Rückblick auf die U23 WM in Sarasota

Rudern

die WM aus Johanna's Sicht.

4 Wochen UWV (Unmittelbare Wettkampf-Vorbereitung) in Ratzeburg: Umfangreiches Training auf den Wellen des Ratzeburger Sees, schnelle Strecken in der Regattabahn auf dem Küchensee ergänzt durch Athletiktraining und Ergofahren in der Hitzekammer zur Akklimatisierung.

Nach dieser perfekten Vorbereitung ging es nach Sarasota (Florida), wo ich am liebsten gleich die Regattastrecke getestet hätte, mich die ersten Tage allerdings mit Laufen und Ergofahren begnügen musste.
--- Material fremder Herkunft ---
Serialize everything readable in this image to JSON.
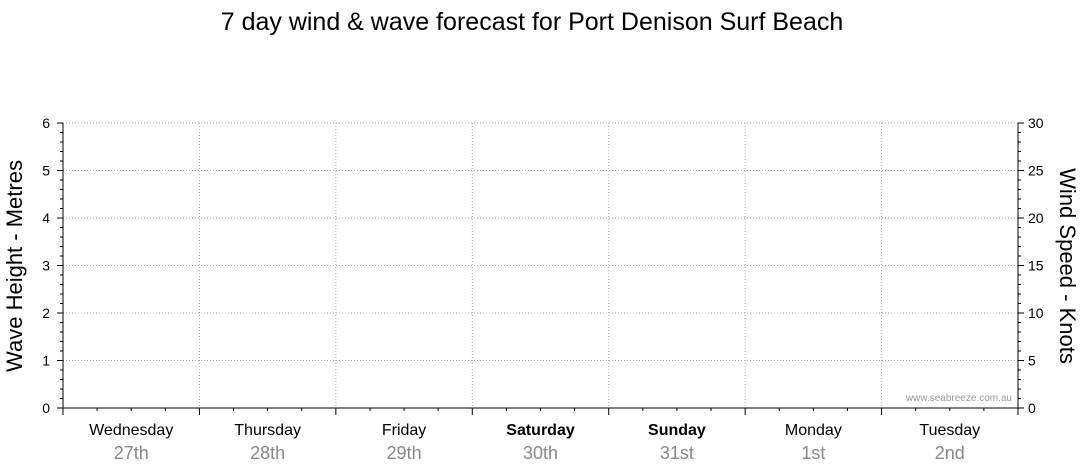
{
  "chart_data": {
    "type": "line",
    "title": "7 day wind & wave forecast for Port Denison Surf Beach",
    "ylabel_left": "Wave Height - Metres",
    "ylabel_right": "Wind Speed - Knots",
    "y_left": {
      "min": 0,
      "max": 6,
      "ticks": [
        0,
        1,
        2,
        3,
        4,
        5,
        6
      ]
    },
    "y_right": {
      "min": 0,
      "max": 30,
      "ticks": [
        0,
        5,
        10,
        15,
        20,
        25,
        30
      ]
    },
    "days": [
      {
        "name": "Wednesday",
        "date": "27th",
        "bold": false
      },
      {
        "name": "Thursday",
        "date": "28th",
        "bold": false
      },
      {
        "name": "Friday",
        "date": "29th",
        "bold": false
      },
      {
        "name": "Saturday",
        "date": "30th",
        "bold": true
      },
      {
        "name": "Sunday",
        "date": "31st",
        "bold": true
      },
      {
        "name": "Monday",
        "date": "1st",
        "bold": false
      },
      {
        "name": "Tuesday",
        "date": "2nd",
        "bold": false
      }
    ],
    "series": [],
    "grid": true,
    "watermark": "www.seabreeze.com.au"
  },
  "colors": {
    "grid": "#aaaaaa",
    "axis": "#000000",
    "date": "#888888"
  }
}
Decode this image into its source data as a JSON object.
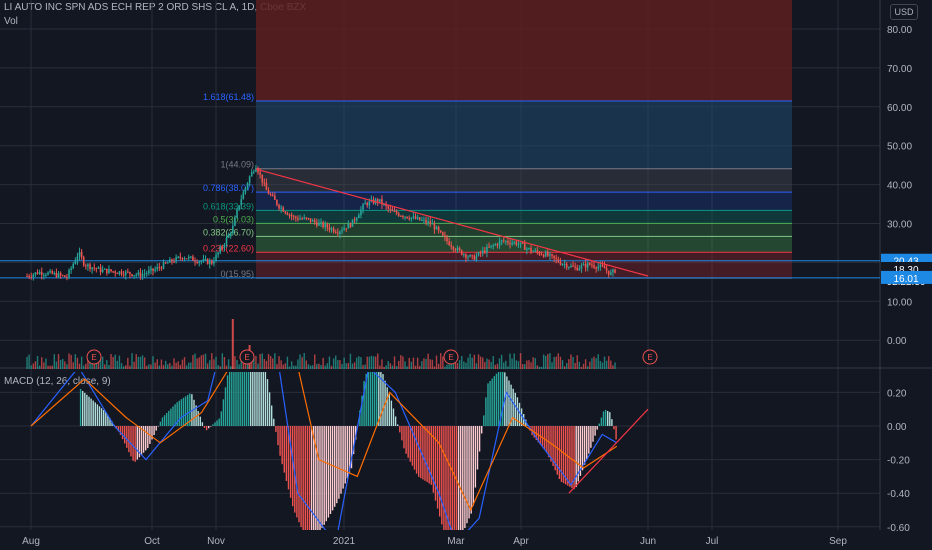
{
  "header": {
    "symbol_line": "LI AUTO INC SPN ADS ECH REP 2 ORD SHS CL A, 1D, Cboe BZX",
    "volume_label": "Vol",
    "currency_badge": "USD"
  },
  "colors": {
    "background": "#131722",
    "up": "#26a69a",
    "down": "#ef5350",
    "macd_line": "#2962ff",
    "signal_line": "#ff6d00",
    "grid": "#2a2e39",
    "fib_blue": "#1e88e5",
    "trendline": "#f23645"
  },
  "events": [
    "E",
    "E",
    "E",
    "E"
  ],
  "chart_data": [
    {
      "type": "line",
      "panel": "price",
      "title": "LI AUTO INC SPN ADS ECH REP 2 ORD SHS CL A, 1D, Cboe BZX",
      "x_ticks": [
        "Aug",
        "Oct",
        "Nov",
        "2021",
        "Mar",
        "Apr",
        "Jun",
        "Jul",
        "Sep"
      ],
      "y_ticks": [
        "80.00",
        "70.00",
        "60.00",
        "50.00",
        "40.00",
        "30.00",
        "20.00",
        "10.00",
        "0.00"
      ],
      "ylim": [
        -2,
        84
      ],
      "grid": true,
      "price_labels": [
        {
          "text": "20.43",
          "value": 20.43,
          "color": "#1e88e5"
        },
        {
          "text": "18.30",
          "value": 18.3,
          "color": "#131722"
        },
        {
          "text": "02:22:30",
          "value": 16.9,
          "color": "#131722"
        },
        {
          "text": "16.01",
          "value": 16.01,
          "color": "#1e88e5"
        }
      ],
      "fibonacci": [
        {
          "label": "1.618(61.48)",
          "value": 61.48,
          "color": "#2962ff"
        },
        {
          "label": "1(44.09)",
          "value": 44.09,
          "color": "#787b86"
        },
        {
          "label": "0.786(38.07)",
          "value": 38.07,
          "color": "#2962ff"
        },
        {
          "label": "0.618(33.39)",
          "value": 33.39,
          "color": "#089981"
        },
        {
          "label": "0.5(30.03)",
          "value": 30.03,
          "color": "#4caf50"
        },
        {
          "label": "0.382(26.70)",
          "value": 26.7,
          "color": "#81c784"
        },
        {
          "label": "0.236(22.60)",
          "value": 22.6,
          "color": "#f23645"
        },
        {
          "label": "0(15.95)",
          "value": 15.95,
          "color": "#787b86"
        }
      ],
      "series": [
        {
          "name": "",
          "values": [
            [
              "Jul 30",
              16.5
            ],
            [
              "Aug 5",
              17.5
            ],
            [
              "Aug 12",
              17.0
            ],
            [
              "Aug 19",
              16.2
            ],
            [
              "Aug 25",
              22.5
            ],
            [
              "Aug 28",
              19.5
            ],
            [
              "Sep 5",
              18.0
            ],
            [
              "Sep 15",
              17.5
            ],
            [
              "Sep 25",
              16.8
            ],
            [
              "Oct 2",
              18.0
            ],
            [
              "Oct 9",
              20.0
            ],
            [
              "Oct 16",
              21.5
            ],
            [
              "Oct 23",
              20.5
            ],
            [
              "Oct 30",
              20.0
            ],
            [
              "Nov 4",
              24.0
            ],
            [
              "Nov 9",
              29.0
            ],
            [
              "Nov 12",
              35.0
            ],
            [
              "Nov 17",
              42.0
            ],
            [
              "Nov 20",
              45.0
            ],
            [
              "Nov 25",
              38.5
            ],
            [
              "Dec 1",
              34.5
            ],
            [
              "Dec 8",
              31.5
            ],
            [
              "Dec 15",
              31.0
            ],
            [
              "Dec 22",
              29.5
            ],
            [
              "Dec 29",
              28.0
            ],
            [
              "Jan 5",
              30.0
            ],
            [
              "Jan 12",
              35.0
            ],
            [
              "Jan 19",
              36.0
            ],
            [
              "Jan 26",
              33.0
            ],
            [
              "Feb 2",
              32.0
            ],
            [
              "Feb 9",
              31.0
            ],
            [
              "Feb 16",
              30.0
            ],
            [
              "Feb 23",
              26.0
            ],
            [
              "Mar 2",
              23.0
            ],
            [
              "Mar 9",
              21.0
            ],
            [
              "Mar 16",
              23.5
            ],
            [
              "Mar 23",
              25.5
            ],
            [
              "Mar 30",
              25.0
            ],
            [
              "Apr 6",
              23.0
            ],
            [
              "Apr 13",
              22.0
            ],
            [
              "Apr 20",
              20.0
            ],
            [
              "Apr 27",
              18.5
            ],
            [
              "May 4",
              19.5
            ],
            [
              "May 11",
              18.5
            ],
            [
              "May 14",
              17.0
            ],
            [
              "May 17",
              18.3
            ]
          ]
        }
      ],
      "trendline": [
        [
          "Nov 20",
          44.0
        ],
        [
          "Jun 1",
          16.5
        ]
      ]
    },
    {
      "type": "bar",
      "panel": "volume",
      "series": [
        {
          "name": "",
          "values": [
            [
              "Nov 9",
              25
            ],
            [
              "Nov 17",
              12
            ]
          ]
        }
      ]
    },
    {
      "type": "bar",
      "panel": "macd",
      "title": "MACD (12, 26, close, 9)",
      "y_ticks": [
        "0.20",
        "0.00",
        "-0.20",
        "-0.40",
        "-0.60"
      ],
      "ylim": [
        -0.62,
        0.36
      ],
      "grid": true,
      "histogram": [
        [
          "Aug 26",
          0.22
        ],
        [
          "Sep 8",
          0.08
        ],
        [
          "Sep 15",
          -0.05
        ],
        [
          "Sep 22",
          -0.22
        ],
        [
          "Sep 29",
          -0.13
        ],
        [
          "Oct 6",
          0.05
        ],
        [
          "Oct 13",
          0.14
        ],
        [
          "Oct 20",
          0.2
        ],
        [
          "Oct 27",
          -0.03
        ],
        [
          "Nov 3",
          0.05
        ],
        [
          "Nov 10",
          0.55
        ],
        [
          "Nov 17",
          0.8
        ],
        [
          "Nov 24",
          0.4
        ],
        [
          "Dec 1",
          -0.15
        ],
        [
          "Dec 8",
          -0.5
        ],
        [
          "Dec 15",
          -0.7
        ],
        [
          "Dec 22",
          -0.6
        ],
        [
          "Dec 29",
          -0.45
        ],
        [
          "Jan 5",
          -0.25
        ],
        [
          "Jan 12",
          0.3
        ],
        [
          "Jan 19",
          0.4
        ],
        [
          "Jan 26",
          0.15
        ],
        [
          "Feb 2",
          -0.15
        ],
        [
          "Feb 9",
          -0.3
        ],
        [
          "Feb 16",
          -0.35
        ],
        [
          "Feb 23",
          -0.65
        ],
        [
          "Mar 2",
          -0.7
        ],
        [
          "Mar 9",
          -0.5
        ],
        [
          "Mar 16",
          0.25
        ],
        [
          "Mar 23",
          0.35
        ],
        [
          "Mar 30",
          0.18
        ],
        [
          "Apr 6",
          -0.05
        ],
        [
          "Apr 13",
          -0.15
        ],
        [
          "Apr 20",
          -0.33
        ],
        [
          "Apr 27",
          -0.38
        ],
        [
          "May 4",
          -0.15
        ],
        [
          "May 11",
          0.1
        ],
        [
          "May 14",
          0.08
        ],
        [
          "May 17",
          -0.1
        ]
      ],
      "macd_line": [
        [
          "Aug 1",
          0.0
        ],
        [
          "Aug 25",
          0.35
        ],
        [
          "Sep 12",
          0.0
        ],
        [
          "Sep 28",
          -0.2
        ],
        [
          "Oct 15",
          0.05
        ],
        [
          "Oct 28",
          0.15
        ],
        [
          "Nov 10",
          0.8
        ],
        [
          "Nov 22",
          1.1
        ],
        [
          "Dec 10",
          -0.4
        ],
        [
          "Dec 28",
          -0.7
        ],
        [
          "Jan 14",
          0.35
        ],
        [
          "Jan 28",
          0.2
        ],
        [
          "Feb 20",
          -0.4
        ],
        [
          "Mar 1",
          -0.7
        ],
        [
          "Mar 12",
          -0.55
        ],
        [
          "Mar 25",
          0.2
        ],
        [
          "Apr 10",
          -0.1
        ],
        [
          "Apr 25",
          -0.35
        ],
        [
          "May 10",
          -0.05
        ],
        [
          "May 17",
          -0.1
        ]
      ],
      "signal_line": [
        [
          "Aug 1",
          0.0
        ],
        [
          "Aug 28",
          0.28
        ],
        [
          "Sep 18",
          0.05
        ],
        [
          "Oct 5",
          -0.1
        ],
        [
          "Oct 25",
          0.08
        ],
        [
          "Nov 15",
          0.5
        ],
        [
          "Nov 30",
          0.9
        ],
        [
          "Dec 20",
          -0.2
        ],
        [
          "Jan 8",
          -0.3
        ],
        [
          "Jan 25",
          0.2
        ],
        [
          "Feb 20",
          -0.1
        ],
        [
          "Mar 8",
          -0.5
        ],
        [
          "Mar 28",
          0.05
        ],
        [
          "Apr 15",
          -0.1
        ],
        [
          "May 1",
          -0.25
        ],
        [
          "May 17",
          -0.12
        ]
      ],
      "trendline": [
        [
          "Apr 24",
          -0.4
        ],
        [
          "Jun 1",
          0.1
        ]
      ]
    }
  ]
}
Die Boote waren noch nicht angekommen.

Im Nachhinein glaube ich, das war sehr gut so. So konnte ich in Ruhe den Reise-Rost weglaufen und den Kopf an die Sonne gewöhnen, bevor ich ins Boot stieg. Die ersten Fahrten enttäuschten - ich schaffte es nicht mit den anderen Skulls stabil auszuheben. Doch für dieses Problem fand Herr Hauffe die Lösung: Er besorgte mir von Empacher meine gewohnten Skulls und wie von Zauberhand fühlte ich mich wieder in meinem Boot zu Hause! Höchste Zeit denn die WM wurde eröffnet.

Im Vorlauf erst mal Vollgas um zu testen, wie schnell die Gegner sind und vor allem, wie schnell ich selber bin. Dieses warme, "Dünnflüssige" Wasser macht Spaß, das Boot läuft. Ich war ziemlich überrascht, meinen Vorlauf deutlich gewinnen zu können. Erwartet hatte ich einen harten Kampf um den direkten Einzug ins Halbfinale.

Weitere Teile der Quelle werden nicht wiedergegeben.